«Ich habe sehr schnell gemerkt, dass Snowboarden meine Leidenschaft und nicht nur ein Hobby ist», sagt Berenice Wicki.

Zusammen mit ihrer Familie verbrachte sie als Kind viele Wochenenden und Ferientage in Davos, wo sie ihre ersten Fahrten in der Halfpipe wagte.

Ihr Talent blieb nicht unbemerkt, sie schaffte den Sprung vom Regional- ins Nationalkader, und vor ziemlich genau einem Jahr holte sie in Laax den Weltmeistertitel bei den Juniorinnen. Sie setzte sich gegen Konkurrentinnen durch, die teilweise vier Jahre älter waren.

Ihre Erklärung für die herausragenden Leistungen tönt ebenso einfach wie weise: «Wer Erfolg haben will in der Halfpipe, muss Spass haben. Ohne Spass kommt man im Leben sowieso nirgendwo hin. In der Halfpipe zu fahren, ist einfach mega cool.»
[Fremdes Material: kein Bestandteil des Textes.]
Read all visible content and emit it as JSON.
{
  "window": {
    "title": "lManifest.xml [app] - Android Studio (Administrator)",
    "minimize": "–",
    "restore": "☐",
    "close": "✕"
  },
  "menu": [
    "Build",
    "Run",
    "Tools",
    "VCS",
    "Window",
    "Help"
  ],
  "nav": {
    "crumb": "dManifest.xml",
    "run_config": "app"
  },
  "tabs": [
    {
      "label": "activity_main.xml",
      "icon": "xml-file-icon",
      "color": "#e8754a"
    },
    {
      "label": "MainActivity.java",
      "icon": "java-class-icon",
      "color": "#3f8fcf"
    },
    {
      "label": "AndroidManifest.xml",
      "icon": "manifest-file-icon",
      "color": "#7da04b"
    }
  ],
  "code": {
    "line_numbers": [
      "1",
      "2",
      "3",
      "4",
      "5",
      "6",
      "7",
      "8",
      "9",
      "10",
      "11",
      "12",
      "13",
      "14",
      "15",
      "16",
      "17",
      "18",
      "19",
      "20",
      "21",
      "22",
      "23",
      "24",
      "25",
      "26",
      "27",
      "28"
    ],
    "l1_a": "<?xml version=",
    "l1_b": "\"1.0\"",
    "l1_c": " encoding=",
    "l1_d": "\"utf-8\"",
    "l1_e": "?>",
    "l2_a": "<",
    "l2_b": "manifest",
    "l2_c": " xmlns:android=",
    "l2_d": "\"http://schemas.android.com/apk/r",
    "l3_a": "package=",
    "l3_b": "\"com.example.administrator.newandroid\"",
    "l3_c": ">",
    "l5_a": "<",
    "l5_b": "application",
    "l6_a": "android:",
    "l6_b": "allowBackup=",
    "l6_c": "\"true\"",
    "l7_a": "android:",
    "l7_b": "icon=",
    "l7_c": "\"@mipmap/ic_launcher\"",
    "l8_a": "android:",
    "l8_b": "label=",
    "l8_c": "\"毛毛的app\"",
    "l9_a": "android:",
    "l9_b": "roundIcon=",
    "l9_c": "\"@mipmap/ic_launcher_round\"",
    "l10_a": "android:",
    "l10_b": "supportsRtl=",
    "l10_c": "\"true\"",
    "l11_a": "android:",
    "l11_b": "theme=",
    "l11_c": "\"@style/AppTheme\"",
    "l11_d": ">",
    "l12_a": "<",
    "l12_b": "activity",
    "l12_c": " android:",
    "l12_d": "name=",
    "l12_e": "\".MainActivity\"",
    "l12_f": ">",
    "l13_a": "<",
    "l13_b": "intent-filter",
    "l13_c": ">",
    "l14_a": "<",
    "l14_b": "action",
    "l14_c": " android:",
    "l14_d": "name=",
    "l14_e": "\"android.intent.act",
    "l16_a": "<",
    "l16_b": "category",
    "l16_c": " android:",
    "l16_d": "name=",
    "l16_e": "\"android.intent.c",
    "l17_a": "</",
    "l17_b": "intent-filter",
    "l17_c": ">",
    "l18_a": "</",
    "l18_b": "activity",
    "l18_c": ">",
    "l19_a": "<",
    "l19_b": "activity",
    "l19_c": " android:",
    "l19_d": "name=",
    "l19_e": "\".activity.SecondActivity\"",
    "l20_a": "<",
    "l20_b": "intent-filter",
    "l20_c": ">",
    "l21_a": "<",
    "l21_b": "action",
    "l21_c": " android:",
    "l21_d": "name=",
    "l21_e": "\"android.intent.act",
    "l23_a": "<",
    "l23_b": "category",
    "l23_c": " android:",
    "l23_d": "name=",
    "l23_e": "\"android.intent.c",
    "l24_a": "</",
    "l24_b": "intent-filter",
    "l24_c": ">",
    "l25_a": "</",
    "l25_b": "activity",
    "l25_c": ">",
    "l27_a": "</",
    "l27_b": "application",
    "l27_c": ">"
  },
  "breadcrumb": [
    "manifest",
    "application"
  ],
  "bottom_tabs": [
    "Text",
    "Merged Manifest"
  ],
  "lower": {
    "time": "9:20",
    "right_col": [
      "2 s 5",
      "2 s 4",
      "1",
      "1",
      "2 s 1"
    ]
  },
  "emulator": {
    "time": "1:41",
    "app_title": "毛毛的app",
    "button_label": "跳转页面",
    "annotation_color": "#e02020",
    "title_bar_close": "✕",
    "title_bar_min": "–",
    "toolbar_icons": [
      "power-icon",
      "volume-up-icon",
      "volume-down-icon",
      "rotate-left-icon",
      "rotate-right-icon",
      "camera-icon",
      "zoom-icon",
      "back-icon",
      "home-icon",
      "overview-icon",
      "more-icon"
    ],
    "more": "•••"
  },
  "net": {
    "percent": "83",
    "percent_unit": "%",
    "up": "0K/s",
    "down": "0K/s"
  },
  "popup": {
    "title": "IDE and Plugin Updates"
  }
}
Berenice Wicki wuchs in Ennetbaden auf, wo ihre Eltern und die beiden Brüder noch heute wohnen. Sie besuchte hier die Primarschule, ehe sie mit 12 nach Davos ins Sportinternat zog.

«Meine Familie ist mir noch immer sehr wichtig, und auch zu meinen Kolleginnen und Kollegen aus Baden und Ennetbaden versuche ich so viel Kontakt wie möglich zu haben.»
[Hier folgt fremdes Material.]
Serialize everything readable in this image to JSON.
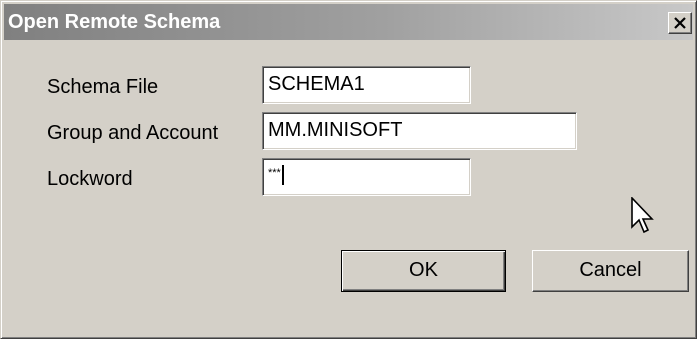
{
  "window": {
    "title": "Open Remote Schema",
    "close_icon": "close-icon"
  },
  "form": {
    "schema_file": {
      "label": "Schema File",
      "value": "SCHEMA1"
    },
    "group_account": {
      "label": "Group and Account",
      "value": "MM.MINISOFT"
    },
    "lockword": {
      "label": "Lockword",
      "value": "***"
    }
  },
  "buttons": {
    "ok_label": "OK",
    "cancel_label": "Cancel"
  },
  "colors": {
    "dialog_face": "#d4d0c8",
    "titlebar_start": "#808080",
    "titlebar_end": "#c8c8c8",
    "title_text": "#ffffff"
  },
  "icons": {
    "pointer": "mouse-pointer-icon"
  }
}
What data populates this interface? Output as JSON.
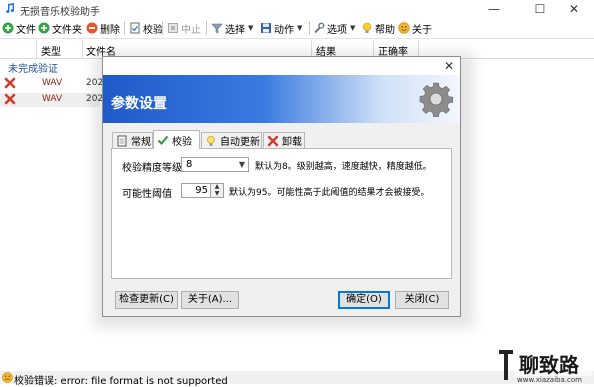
{
  "window": {
    "title": "无损音乐校验助手",
    "minimize_icon": "minimize-icon",
    "maximize_icon": "maximize-icon",
    "close_icon": "close-icon"
  },
  "toolbar": {
    "file": "文件",
    "folder": "文件夹",
    "delete": "删除",
    "verify": "校验",
    "stop": "中止",
    "select": "选择",
    "action": "动作",
    "options": "选项",
    "help": "帮助",
    "about": "关于"
  },
  "list": {
    "columns": [
      "类型",
      "文件名",
      "结果",
      "正确率"
    ],
    "group_label": "未完成验证",
    "rows": [
      {
        "type": "WAV",
        "name": "202",
        "status_icon": "error-x-icon"
      },
      {
        "type": "WAV",
        "name": "202",
        "status_icon": "error-x-icon"
      }
    ]
  },
  "dialog": {
    "title": "参数设置",
    "banner_icon": "gear-icon",
    "close_icon": "close-icon",
    "tabs": [
      {
        "label": "常规",
        "icon": "page-icon",
        "active": false
      },
      {
        "label": "校验",
        "icon": "check-icon",
        "active": true
      },
      {
        "label": "自动更新",
        "icon": "bulb-icon",
        "active": false
      },
      {
        "label": "卸载",
        "icon": "x-icon",
        "active": false
      }
    ],
    "precision": {
      "label": "校验精度等级",
      "value": "8",
      "hint": "默认为8。级别越高，速度越快，精度越低。"
    },
    "threshold": {
      "label": "可能性阈值",
      "value": "95",
      "hint": "默认为95。可能性高于此阈值的结果才会被接受。"
    },
    "buttons": {
      "check_update": "检查更新(C)",
      "about": "关于(A)...",
      "ok": "确定(O)",
      "close": "关闭(C)"
    }
  },
  "status": {
    "text": "校验错误: error: file format is not supported",
    "icon": "warning-face-icon"
  },
  "watermark": {
    "text": "聊致路",
    "url": "www.xiazaiba.com"
  },
  "colors": {
    "accent": "#1f5ac8",
    "error_red": "#d23b2b",
    "group_blue": "#1f4f9f"
  }
}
Diesen Winter schaffte die 15-Jährige bereits den Durchbruch bei den Erwachsenen. Wiederum in Laax sprang sie im Weltcupevent auf Platz 11.
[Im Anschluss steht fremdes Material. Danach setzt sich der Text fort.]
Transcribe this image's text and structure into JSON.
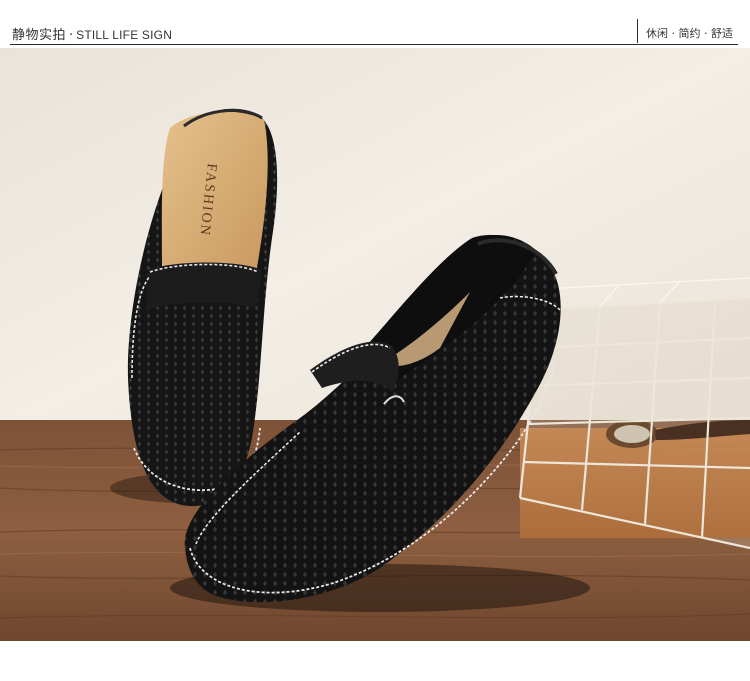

Ihre Leistungen blieben auch der Schweizer Sporthilfe nicht verborgen: Berenice Wicki wurde für den Nachwuchs-Award der Schweizer Sporthilfe nominiert, die bedeutendste Auszeichnung, die es im Schweizer Nachwuchssport zu gewinnen gibt.

Viele der früheren Preisträger gehören zu den bekanntesten Sportlern des Landes – die Skifahrer Beat Feuz und Wendy Holdener, Belinda Bencic (Tennis) oder Fabian Cancellara (Rad). Die Nomination zur Schweizer Nachwuchssportlerin des Jahres bedeute ihr sehr viel, sagt Wicki. «Ich finde es schön, dass es Leute gibt, denen meine Leistungen aufgefallen sind.»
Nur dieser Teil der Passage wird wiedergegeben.